Now, that doesn’t make any sense because they haven’t shuffled the cards before, but in as much as they’re now taking the cards and shuffling them under the table and following that instruction you’re starting to play with the memory of what actually happened in the trick. So, now you’re essentially planting a false memory that they had shuffled the deck before. It’s not a guaranteed thing, but when they start to narrate the trick afterwards you start to see how these false memories are fitting into play.
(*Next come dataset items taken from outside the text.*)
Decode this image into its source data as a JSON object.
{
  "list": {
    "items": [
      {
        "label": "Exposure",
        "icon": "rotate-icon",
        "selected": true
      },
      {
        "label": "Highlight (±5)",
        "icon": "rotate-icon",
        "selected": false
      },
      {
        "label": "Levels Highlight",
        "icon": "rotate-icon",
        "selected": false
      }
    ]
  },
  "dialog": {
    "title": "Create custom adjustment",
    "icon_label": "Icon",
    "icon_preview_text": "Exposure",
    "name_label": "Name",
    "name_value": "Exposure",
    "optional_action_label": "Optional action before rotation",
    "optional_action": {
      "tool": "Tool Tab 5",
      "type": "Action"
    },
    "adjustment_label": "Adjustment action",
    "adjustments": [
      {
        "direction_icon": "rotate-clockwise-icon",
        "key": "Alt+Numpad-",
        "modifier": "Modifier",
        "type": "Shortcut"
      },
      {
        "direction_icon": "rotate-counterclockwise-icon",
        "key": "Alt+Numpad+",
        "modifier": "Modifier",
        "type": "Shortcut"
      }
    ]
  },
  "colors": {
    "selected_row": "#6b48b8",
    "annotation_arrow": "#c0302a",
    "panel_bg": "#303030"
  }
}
So, a big part of performing any sort of magic is controlling that narrative afterwards by playing with things like false memories so any magician becomes very good at doing that sort of thing.

My tool kit is the ongoing experience of both the audience and the people that come up on stage so I use rapid hypnotic induction techniques with people that come up on stage and they vary in efficacy from night to night, but generally they work. So there, for example, I would be using an unconscious process there of using bafflement and bewilderment to my advantage. So, if you imagine that somebody comes up to you in the street and says it’s not 7:30, your reaction isn’t to go oh yes I know it’s 20 to two, your reaction is normally would be to feel baffled and thrown by that like you’ve sort of missed something. And when we are baffled we become hyper suggestible because we’re looking for a way out, we’re looking for a clear steer, a clear direction out of that towards information that makes sense so I use that a lot. Politicians use it a lot so they give you a bunch of statistics that you can barely follow and then they say so therefore… And you’re much more likely to then accept that information than if they’ve started off with that information because it’s relief from the sort of the bafflement of the figures that they’ve just given you.

So, I use it when people come up on stage they are naturally disoriented by the experience of suddenly being in front of 2000 people that they can’t see because it’s just dark and it’s odd and they’re suddenly looking to me for directions.